Raylan sets his hat back on his head. "Does it feel warm in here to you?"
First rule of improvisation is agreement. "Like a whore's crotch in church."
"That's disgusting."
"I'm just trying to be supportive."
"Go do it somewhere else." Raylan takes a step to the side and casually rams his elbow into the fire alarm.
o.O.o
They wait in the elevator bay until everyone is out and down the stairs before making their way back to Wicket's office.
"Shit it's locked." Either Wicket kept his file cabinets locked all the time or he'd done so before he'd left his office.
"Great plan, Gutterson."
Tim grabs a couple paperclips out of a desk drawer and twists them into a usable shape. "You could be more supportive." He jiggles the paperclips around until the lock clicks and the drawer slides outward.
"Shit you think you could do that with Art's safe?" They each pick a drawer and start rifling through folders.
"You got a death wish or something?"
"The Pappy's worth it."
"I'll drink some at your funeral."
"Hey, I got something." Raylan hefts a thick file out and opens it on the desk. "Lena and Art were talking about Senator Stratford nosing around looking for Sayeed."
Tim pulls his phone out and starts snapping photos of each page as fast as he can. "It's paperwork for a trust fund."
He's about to put down his phone and keep searching when Raylan turns the page and lets out a whistle. "Huge fuckin' trust fund.
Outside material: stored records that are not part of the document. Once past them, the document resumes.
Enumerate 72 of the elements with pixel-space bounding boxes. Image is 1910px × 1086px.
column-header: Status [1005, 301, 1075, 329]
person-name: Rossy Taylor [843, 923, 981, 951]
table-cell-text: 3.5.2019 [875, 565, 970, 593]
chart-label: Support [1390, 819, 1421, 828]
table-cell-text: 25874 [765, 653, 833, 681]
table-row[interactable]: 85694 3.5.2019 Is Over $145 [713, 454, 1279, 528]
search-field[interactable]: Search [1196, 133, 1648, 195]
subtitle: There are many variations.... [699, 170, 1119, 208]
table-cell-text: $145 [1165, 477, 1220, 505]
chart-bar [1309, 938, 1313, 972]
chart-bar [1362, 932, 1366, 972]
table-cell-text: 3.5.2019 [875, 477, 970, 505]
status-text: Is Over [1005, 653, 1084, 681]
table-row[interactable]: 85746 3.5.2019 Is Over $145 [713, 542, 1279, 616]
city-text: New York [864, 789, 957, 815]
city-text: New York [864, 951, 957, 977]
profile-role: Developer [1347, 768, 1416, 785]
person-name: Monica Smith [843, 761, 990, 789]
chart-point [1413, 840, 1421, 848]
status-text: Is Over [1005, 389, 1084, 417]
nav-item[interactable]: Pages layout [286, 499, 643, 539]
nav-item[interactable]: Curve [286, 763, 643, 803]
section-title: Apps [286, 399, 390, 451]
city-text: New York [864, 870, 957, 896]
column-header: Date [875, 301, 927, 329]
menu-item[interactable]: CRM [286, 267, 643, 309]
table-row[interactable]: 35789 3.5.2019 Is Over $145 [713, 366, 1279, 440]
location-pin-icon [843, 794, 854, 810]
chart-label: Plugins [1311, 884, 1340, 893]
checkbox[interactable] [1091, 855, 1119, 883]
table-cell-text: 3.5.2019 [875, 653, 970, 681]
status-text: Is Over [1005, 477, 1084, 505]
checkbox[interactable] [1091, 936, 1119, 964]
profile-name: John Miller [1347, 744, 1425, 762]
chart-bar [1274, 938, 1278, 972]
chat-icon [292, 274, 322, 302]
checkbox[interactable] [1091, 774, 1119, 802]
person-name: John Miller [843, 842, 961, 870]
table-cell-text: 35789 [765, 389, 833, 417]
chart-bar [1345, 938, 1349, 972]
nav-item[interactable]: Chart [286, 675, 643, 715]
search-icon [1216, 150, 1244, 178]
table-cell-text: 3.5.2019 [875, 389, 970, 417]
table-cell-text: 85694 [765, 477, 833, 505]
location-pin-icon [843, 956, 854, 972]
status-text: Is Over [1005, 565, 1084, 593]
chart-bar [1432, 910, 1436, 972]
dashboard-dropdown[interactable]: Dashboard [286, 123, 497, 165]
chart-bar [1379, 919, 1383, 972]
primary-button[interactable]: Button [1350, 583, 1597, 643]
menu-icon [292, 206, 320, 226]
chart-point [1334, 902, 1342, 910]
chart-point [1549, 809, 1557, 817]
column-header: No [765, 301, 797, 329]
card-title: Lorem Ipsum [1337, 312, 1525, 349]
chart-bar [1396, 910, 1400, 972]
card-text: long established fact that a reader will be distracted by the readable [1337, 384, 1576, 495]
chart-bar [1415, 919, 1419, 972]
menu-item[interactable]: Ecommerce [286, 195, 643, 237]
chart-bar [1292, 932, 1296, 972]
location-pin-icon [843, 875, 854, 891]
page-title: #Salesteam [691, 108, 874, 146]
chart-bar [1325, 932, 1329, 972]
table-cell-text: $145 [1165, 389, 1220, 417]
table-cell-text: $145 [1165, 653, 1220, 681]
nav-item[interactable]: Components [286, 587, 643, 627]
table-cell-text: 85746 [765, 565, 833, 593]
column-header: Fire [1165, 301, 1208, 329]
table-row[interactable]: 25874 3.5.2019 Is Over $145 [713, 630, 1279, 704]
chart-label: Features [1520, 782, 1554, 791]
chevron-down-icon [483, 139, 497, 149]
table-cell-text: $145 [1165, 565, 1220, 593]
You got an erection yet?"
"There's no need to be crass, Raylan. It's a sign of a weak mind." Tim snaps another photo. "Nine million a year? You think he's looking to adopt?"
"Maybe. Kid doesn't even have the same last name. What do you think? Illegitimate child?"
Tim shrugs. "He is a senator."
Somewhere down the hall a door slams, and the two Marshals take their cue to get the hell out of dodge.